Он вспоминает – непонятная сила раскрывает перед ним забытые, отдаленные пределы, – как он ребенком как-то в канун субботы проходил с теткой, сестрой отца, по базару. Только что начало смеркаться, а евреи уже закрывали железные ставни и двери своих магазинов. Одна дверь была притворена наполовину, и внутри, у закрытой створки, стоял хозяин, еврей в городской одежде, но с феской на голове. Едва видный во мраке магазина, он сложил руки на животе и слегка покачивался верхней половиной тела, словно уйдя в молитву. Тетка тогда объяснила Степану, что евреи, закрывая лавку накануне субботы, молятся на пороге богу, чтобы он всю следующую неделю посылал им «покупателей подурее» – неумелых и неопытных людей, которых легко сбить с толку и обмануть.
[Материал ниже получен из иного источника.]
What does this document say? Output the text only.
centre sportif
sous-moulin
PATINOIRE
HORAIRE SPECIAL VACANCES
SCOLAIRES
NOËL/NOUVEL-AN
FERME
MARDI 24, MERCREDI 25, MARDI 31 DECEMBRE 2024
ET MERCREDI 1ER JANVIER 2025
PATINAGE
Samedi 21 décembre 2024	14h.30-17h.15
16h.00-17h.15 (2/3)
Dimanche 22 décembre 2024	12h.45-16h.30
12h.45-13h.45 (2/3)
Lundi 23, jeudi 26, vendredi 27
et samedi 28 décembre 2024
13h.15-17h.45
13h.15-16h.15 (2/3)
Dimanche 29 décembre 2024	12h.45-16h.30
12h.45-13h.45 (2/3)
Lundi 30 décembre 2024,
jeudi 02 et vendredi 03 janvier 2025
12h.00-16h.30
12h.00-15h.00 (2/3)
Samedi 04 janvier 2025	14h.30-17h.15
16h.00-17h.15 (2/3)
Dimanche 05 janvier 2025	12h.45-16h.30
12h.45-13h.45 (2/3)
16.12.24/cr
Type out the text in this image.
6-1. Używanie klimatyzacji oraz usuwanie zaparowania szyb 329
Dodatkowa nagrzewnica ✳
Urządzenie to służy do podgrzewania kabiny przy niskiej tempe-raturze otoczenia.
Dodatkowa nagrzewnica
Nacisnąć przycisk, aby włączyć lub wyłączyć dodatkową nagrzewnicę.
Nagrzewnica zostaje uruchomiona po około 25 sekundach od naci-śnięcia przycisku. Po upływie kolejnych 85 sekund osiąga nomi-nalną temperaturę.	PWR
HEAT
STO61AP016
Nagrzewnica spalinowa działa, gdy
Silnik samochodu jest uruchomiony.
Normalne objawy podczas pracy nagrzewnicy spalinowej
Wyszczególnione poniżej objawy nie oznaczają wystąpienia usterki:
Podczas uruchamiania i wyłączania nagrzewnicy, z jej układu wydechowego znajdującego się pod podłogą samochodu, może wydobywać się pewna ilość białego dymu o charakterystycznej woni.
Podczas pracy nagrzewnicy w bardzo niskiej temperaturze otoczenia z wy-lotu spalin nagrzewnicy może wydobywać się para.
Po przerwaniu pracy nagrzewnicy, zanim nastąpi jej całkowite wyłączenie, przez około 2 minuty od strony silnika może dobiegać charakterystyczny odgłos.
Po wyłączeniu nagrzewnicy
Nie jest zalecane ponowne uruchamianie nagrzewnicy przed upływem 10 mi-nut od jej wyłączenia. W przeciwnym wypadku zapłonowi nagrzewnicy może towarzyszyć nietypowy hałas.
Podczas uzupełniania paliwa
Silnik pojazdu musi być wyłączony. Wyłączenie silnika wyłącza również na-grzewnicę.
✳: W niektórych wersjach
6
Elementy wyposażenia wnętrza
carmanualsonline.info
И это все. Напрасно он напрягает память, пытаясь вспомнить еще что-нибудь, тяжелое и злое, что бы разожгло в нем гнев против евреев, помогло бить и мучить этого несчастного и в то же время оправдало его поведение. В последние месяцы он читал усташские листовки, обвинявшие евреев во всех несчастьях и бедах человечества, но изложено это было неясно и неопределенно и могло быть убедительно лишь постольку, поскольку сам ты уже готов ненавидеть людей, называемых евреями, и причинять им зло. Вообще печатное слово никогда не имело влияния на Степана Ковича; он был одним из тех людей, которые не могут ни ясно видеть, ни по-настоящему чувствовать то, о чем читают, и которые знают и признают только то, что можно пощупать и что связано с их непосредственными личными стремлениями и интересами.
Нет, видимо, воспоминания о бабьих россказнях и прочитанные брошюры – это не то, что ему необходимо, не то, что делает человека страшным и смелым, что губит низших и более слабых, а смелых и наглых – возвышает и обогащает. Нет, тут нужны другие, более сильные средства.
И опять он злится на себя за то, что должен вот так, искусственно разжигать свой гнев и науськивать себя на еврея, и снова сравнивает себя с другими усташами – не в свою пользу. Ловя момент этого раздражения против самого себя, он вдруг злобно сказал:
– Слушай, ты! Золото и деньги выкладывай сейчас же, без разговоров, а не то…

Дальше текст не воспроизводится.